The facility lies midway between Munich’s city center and its international airport, roughly 23 miles to the north. From the outside, it still looks like the state-run farm it once was, but peer through the windows of the old farmhouse and you’ll see rooms stuffed with cutting-edge laboratory equipment.
In a newer building at the back of the farm, Barbara Kessler pulls off her sneakers and sprays her bare feet and hands with antiseptic. The wiry veterinarian steps over a taped line in the shower room, leaving behind everything she can from the outside world: clothes, watch, earrings. She scrubs her body and hair—a buzz cut, so it’s easier to manage these frequent washings.
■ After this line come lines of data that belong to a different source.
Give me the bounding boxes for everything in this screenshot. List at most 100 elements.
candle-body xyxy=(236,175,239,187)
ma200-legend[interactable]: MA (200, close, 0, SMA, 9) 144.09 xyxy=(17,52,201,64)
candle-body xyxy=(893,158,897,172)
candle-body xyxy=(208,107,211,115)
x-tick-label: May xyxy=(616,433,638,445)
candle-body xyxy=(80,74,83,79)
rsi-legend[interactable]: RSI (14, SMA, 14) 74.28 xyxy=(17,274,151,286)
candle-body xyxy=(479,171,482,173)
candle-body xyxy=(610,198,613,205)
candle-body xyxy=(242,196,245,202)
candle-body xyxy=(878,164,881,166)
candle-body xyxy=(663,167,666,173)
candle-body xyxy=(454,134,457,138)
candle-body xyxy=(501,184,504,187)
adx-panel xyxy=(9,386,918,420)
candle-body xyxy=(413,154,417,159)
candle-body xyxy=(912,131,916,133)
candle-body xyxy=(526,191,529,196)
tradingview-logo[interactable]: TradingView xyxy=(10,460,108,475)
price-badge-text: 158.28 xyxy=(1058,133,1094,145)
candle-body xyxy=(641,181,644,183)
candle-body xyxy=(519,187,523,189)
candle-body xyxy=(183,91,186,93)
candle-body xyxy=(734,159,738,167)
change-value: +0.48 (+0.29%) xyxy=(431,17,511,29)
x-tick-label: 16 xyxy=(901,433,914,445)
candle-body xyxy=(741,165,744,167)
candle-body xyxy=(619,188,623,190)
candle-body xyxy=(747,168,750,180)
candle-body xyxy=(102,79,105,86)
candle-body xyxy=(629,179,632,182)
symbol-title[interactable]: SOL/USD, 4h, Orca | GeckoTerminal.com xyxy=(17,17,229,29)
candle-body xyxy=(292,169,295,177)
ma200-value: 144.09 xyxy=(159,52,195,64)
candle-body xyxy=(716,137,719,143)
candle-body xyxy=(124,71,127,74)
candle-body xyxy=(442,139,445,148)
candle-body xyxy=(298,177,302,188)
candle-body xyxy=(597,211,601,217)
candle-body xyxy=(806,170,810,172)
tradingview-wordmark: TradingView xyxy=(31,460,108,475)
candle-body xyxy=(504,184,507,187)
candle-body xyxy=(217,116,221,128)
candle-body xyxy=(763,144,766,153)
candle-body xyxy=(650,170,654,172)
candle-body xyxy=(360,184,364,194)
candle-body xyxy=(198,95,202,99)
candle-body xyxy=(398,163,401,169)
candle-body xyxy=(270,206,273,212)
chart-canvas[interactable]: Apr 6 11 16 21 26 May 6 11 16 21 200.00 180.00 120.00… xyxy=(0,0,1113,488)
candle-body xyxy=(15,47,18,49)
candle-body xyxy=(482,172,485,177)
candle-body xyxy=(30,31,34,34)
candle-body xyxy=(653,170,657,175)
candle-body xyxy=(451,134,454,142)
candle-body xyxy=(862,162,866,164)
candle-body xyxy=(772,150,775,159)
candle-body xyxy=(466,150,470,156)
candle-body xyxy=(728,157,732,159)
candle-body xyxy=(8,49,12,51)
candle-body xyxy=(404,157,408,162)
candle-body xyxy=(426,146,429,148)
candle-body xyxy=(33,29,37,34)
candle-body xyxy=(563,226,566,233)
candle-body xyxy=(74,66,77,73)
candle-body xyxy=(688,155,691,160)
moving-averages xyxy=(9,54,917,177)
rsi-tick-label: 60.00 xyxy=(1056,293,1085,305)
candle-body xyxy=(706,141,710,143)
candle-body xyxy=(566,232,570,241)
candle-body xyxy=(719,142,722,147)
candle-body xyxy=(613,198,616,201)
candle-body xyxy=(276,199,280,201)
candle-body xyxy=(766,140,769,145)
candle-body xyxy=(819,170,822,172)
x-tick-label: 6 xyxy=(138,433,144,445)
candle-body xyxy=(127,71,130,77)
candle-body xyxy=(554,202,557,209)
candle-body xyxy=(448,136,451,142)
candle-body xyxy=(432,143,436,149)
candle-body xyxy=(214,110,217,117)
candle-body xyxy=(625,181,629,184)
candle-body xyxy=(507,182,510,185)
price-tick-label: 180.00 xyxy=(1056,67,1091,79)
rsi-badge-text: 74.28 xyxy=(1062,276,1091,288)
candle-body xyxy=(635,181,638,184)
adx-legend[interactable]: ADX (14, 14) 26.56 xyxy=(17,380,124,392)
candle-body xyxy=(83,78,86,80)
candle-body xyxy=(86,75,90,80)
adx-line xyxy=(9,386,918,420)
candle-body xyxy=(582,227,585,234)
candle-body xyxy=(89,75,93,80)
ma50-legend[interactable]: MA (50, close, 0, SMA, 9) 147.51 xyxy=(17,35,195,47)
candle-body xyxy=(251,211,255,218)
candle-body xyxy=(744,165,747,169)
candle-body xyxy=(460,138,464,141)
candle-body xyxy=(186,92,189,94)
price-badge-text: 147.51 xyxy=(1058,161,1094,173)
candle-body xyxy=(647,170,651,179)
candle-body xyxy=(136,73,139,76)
After the shower, she finds her size among the neat stacks of supplied clothes and pulls on a pair of black pants, a red shirt, and black Crocs. Outside the dressing room, she adds a black knit cap to keep even her short-cropped hair from passing on germs, and then strides down the hall to the boot room, where she carefully steps into knee-high rubber boots that are power-washed after each wearing.
All these precautions are to protect animals not known for their cleanliness: pigs. And once Kessler opens the door to the indoor pens, the smell is unmistakable. It’s a pigsty, after all.
When Kessler unlocks one pen to show off its resident, a young sow wanders out and starts exploring. Like other pigs here, the sow is left nameless, so her caregivers won’t get too attached. She has to be coaxed back behind a metal gate. To the untrained eye, she acts and looks like pretty much any other pig, but smaller.
It’s what’s inside this animal that matters. Her body has been made a little less pig-like, with four genetic modifications that make her organs more likely to be accepted when transplanted into a human. If all goes according to plan, the heart busily pumping inside a pig like this might one day beat instead inside a person.